A while ago, I expressed my skepticism about the wisdom of turning to gambling as a way to raise funds. Today’s local rag has a long story that feeds my skepticism. A nugget (emphasis added):

Aragona-Pembroke makes more money from bingo and pull-tab gambling cards than any other Little League in the country, bringing in about $800,000 per year after paying out winnings, according to its most recent tax returns.

But the windfall hasn’t trickled down to the players, a Virginian-Pilot investigation shows.

In 2012, Aragona-Pembroke spent $150,000 on baseball operations, including uniforms, field maintenance and umpire salaries. That is about the same amount shown in the league’s 2009 tax filing, one year before it bought Witchduck Hall (a bingo hall–ed.).

What has changed are the league’s expenses.

More than $500,000 of the bingo hall revenue winds up in private hands, according to tax returns, property records, sales contracts and a deed of trust filed with the city.

The league paid $251,000 in salaries in 2012, including a combined $136,000 to Lou and Cheryl Mazza. Lou Mazza is apparently the only Little League president in the country receiving a salary, according to a review of Internal Revenue Service returns and the national Little League office. The national organization’s rules prohibit league officers from receiving money for their baseball service.
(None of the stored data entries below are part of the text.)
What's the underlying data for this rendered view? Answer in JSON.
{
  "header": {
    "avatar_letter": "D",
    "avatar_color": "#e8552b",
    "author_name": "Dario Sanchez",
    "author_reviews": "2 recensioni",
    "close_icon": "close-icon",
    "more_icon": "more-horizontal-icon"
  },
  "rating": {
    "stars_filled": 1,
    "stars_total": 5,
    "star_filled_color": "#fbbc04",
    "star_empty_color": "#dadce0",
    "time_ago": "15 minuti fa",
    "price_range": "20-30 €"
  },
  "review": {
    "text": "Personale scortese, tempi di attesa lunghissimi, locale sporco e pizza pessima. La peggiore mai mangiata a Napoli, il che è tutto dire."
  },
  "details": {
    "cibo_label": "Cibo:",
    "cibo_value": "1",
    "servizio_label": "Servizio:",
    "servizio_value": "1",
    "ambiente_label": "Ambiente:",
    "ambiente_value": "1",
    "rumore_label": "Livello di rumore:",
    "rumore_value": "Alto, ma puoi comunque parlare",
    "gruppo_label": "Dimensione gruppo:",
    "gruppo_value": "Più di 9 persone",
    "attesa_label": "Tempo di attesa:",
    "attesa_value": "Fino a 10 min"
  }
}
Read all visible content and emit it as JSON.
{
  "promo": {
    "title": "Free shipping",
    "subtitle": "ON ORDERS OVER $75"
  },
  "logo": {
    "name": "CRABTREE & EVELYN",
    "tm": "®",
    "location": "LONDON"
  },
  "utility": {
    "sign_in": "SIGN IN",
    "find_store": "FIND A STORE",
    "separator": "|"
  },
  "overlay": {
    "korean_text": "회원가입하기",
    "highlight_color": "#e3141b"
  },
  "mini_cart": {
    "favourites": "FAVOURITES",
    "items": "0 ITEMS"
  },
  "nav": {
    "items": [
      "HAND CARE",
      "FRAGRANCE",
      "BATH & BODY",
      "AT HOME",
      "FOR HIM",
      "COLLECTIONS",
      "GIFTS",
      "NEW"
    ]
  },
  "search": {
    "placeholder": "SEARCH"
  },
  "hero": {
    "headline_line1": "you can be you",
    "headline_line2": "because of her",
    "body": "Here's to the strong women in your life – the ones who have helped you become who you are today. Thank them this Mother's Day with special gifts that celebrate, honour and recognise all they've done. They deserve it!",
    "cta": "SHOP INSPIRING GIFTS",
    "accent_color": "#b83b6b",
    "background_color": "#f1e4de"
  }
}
Such an arrangement would inspire a “thorough, lengthy internal review,” national Little League spokesman Brian McClintock said in an email.

I have driven past that little bingo parlor many times and wondered what was going on in there.

I rest my case.

Addendum, a Few Days Later:

Shake up.

The longtime president of the Aragona-Pembroke Little League and his wife are out as officers, but the league won’t say whether they resigned voluntarily or whether they will continue running the league’s gambling hall.

They were involved in the organization for two decades. I suspect that, after a while, they begin to think of it as their own, rather than of thinking of themselves as its stewards.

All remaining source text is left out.